Dans La peste, le narrateur observe : « La première chose que la peste apporta à nos concitoyens fut l'exil »(10). L'exil, autre image forte de l'oeuvre de Camus c'est une image biblique). Pour Camus, l'exil est ce qui caractérise la condition de l'homme moderne.
L'homme n'a plus désormais de « chez soi », il a perdu ses repères traditionnels. Et donc il erre à l'aventure, sans autre certitude que celle de n'être sûr de rien. C'est cela même que Camus appelle l'« absurde ». L'absurde est le monde d'après l'effondrement des décors, on pourrait aussi dire d'après la mort de Dieu, monde qui est en fait un « entre deux-mondes », à mi-chemin entre la vie et la mort. Il désigne aussi le traumatisme lié à cet effondrement. L'homme survit, certes, mais d'une vie aléatoire, réduite en quelque sorte à elle-même. Nietzsche disait de la mort de Dieu qu'elle était une mauvaise nouvelle. Dans son Discours de Suède discours prononcé à l'occasion des cérémonies de l'attribution des prix Nobel en 1957), Camus lui fait écho en décrivant l'époque présente comme un « temps de catastrophe ».(11) Mais le même discours contient aussi la phrase suivante : « Ma conclusion sera simple. Elle consistera à dire, au milieu même du bruit et de la fureur de notre histoire : Réjouissons-nous. Réjouissons-nous, en effet, d'avoir vu mourir une Europe menteuse et confortable et de nous trouver confrontés à de cruelles vérités ».(12) Une telle confrontation peut effectivement être vécue comme « inconfortable ». Car la vérité est parfois « cruelle ». Mais, nous dit Camus, mieux vaut y être confronté que le contraire, se la masquer à soi-même. Mieux vaut une lucidité sans confort que le confort au prix de l'aveuglement. Réjouissons-nous donc. Réjouissons-nous. Cela aussi est nietzschéen !
La révolte et le sacré
Bref, Camus est bien ce qu'on appellerait un « moderne » et non un « antimoderne ». Dieu est mort, certes, mais loin de conduire, comme certains antimodernes l'ont prétendu, à la mort de l'homme, la mort de Dieu libère au contraire une place pour l'homme, en libère une pour lui permettre de naître ainsi à lui-même, de « devenir ce qu'il est ». L'homme n'a peut-être plus aujourd'hui de « chez soi », en revanche il accède à l'autonomie, privilège de l'âge adulte. Dans L'homme révolté, on lit : « Il ne peut y avoir pour un esprit humain que deux univers possibles, celui du sacré (ou, pour parler le langage chrétien, de la grâce) et celui de la révolte ».(13) En elle-même, cette phrase ne nous dit pas si Camus lui-même se situe du côté de la révolte ou du sacré. Mais l'ouvrage dans son ensemble est assez clair sur le sujet Camus lui-même ne fait qu'un avec l'homme révolté. Il est complètement cet homme-là, cet homme qui se révolte (le mot révolte étant ici pris en un sens très large : il est l'antithèse du sacré, s'identifie donc au geste même par lequel l'homme s'écarte du sacré, s'en écarte pour construire autre chose à la place). Au reste, avons-nous vraiment le choix ? Choisissons-nous d'être ce que nous sommes ? Nous sommes dans la révolte avant même de l'avoir choisie. L'anti-révolte elle-même porte la marque de la révolte.

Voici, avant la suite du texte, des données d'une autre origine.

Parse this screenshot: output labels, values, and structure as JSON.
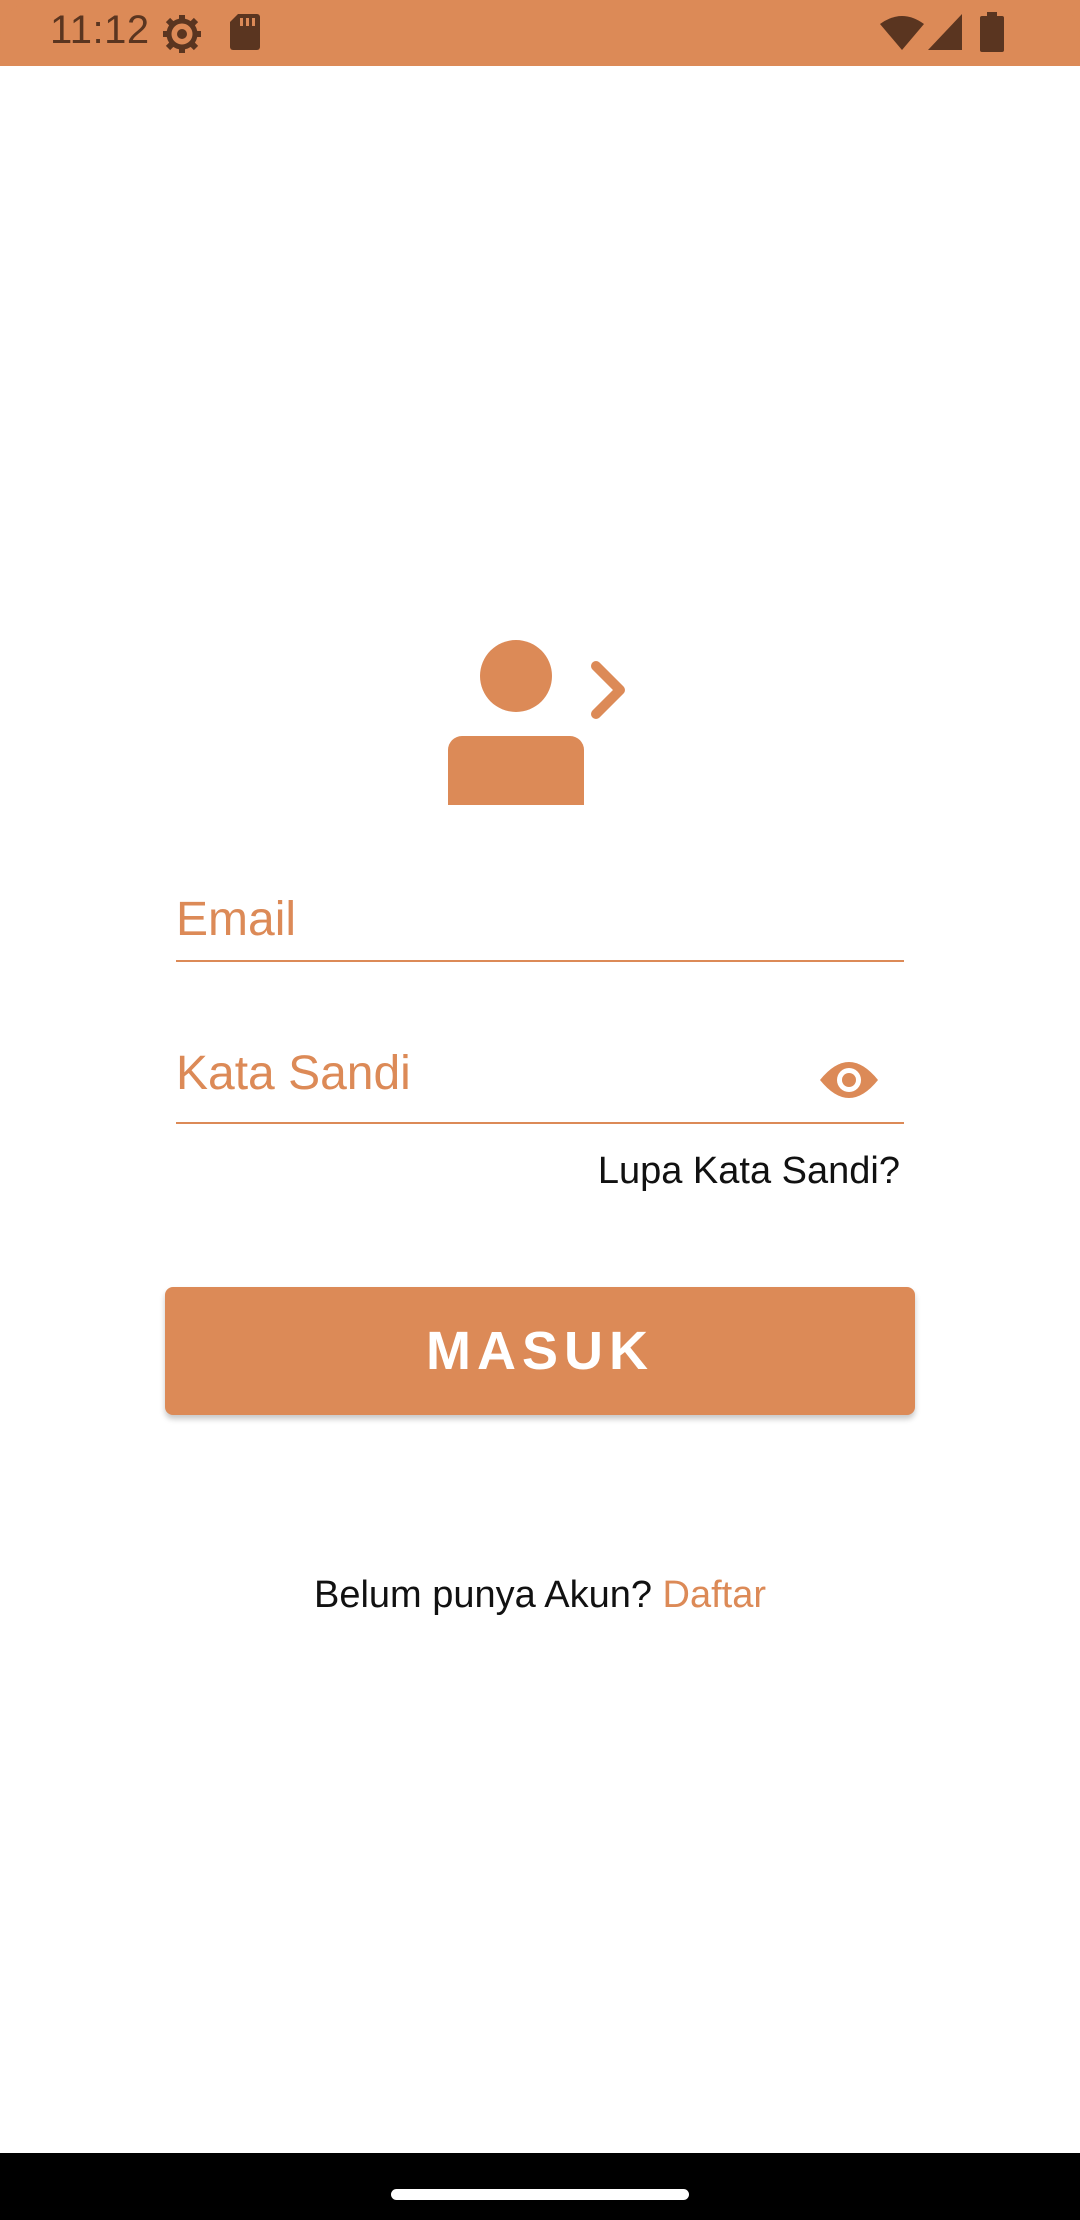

En même temps, il est vrai, Camus nous met en garde contre les déviations possibles de la révolte, la révolte se retournant contre elle-même pour en venir à se nier elle-même, comme on le voit, par exemple, dans le nazisme, mais aussi le communisme, son frère jumeau. Le texte le plus intéressant à cet égard est les Lettres à un ami allemand, écrit entre juillet 1943 et juillet 1944. Dans ces lettres, Camus insiste sur le fait que lui-même et son interlocuteur (un nazi engagé) partagent une même expérience originelle, celle, justement, de l'effondrement des décors : « Dans le temps même où je jugerai votre atroce conduite, je me souviendrai que vous et nous sommes partis de la même solitude, que vous et nous sommes avec toute l'Europe dans la même tragédie de l'intelligence ».(14) On retrouve ici l'idée de catastrophe. C'est elle, cette catastrophe, l'expérience originelle, leur expérience originelle à l'un comme à l'autre. Cette remarque est importante : ils ont cette expérience-là en commun. Et à ce titre ils sont « amis », on pourrait aussi dire : frères. Mais, à partir de là, Camus et l'« ami allemand » se sont orientés en deux directions différentes. « D'un même principe nous avons tiré des morales différentes ».(15) Et Camus précise : « Où était la différence? C'est que vous acceptiez légèrement de désespérer et que je n'y ai jamais consenti. C'est que vous acceptiez assez l'injustice de notre condition pour vous résoudre à y ajouter, tandis qu'il m'apparais-sait au contraire que l'homme devait affirmer la justice pour lutter contre l'injustice éternelle, créer du bonheur pour protester contre l'univers du malheur ».(16)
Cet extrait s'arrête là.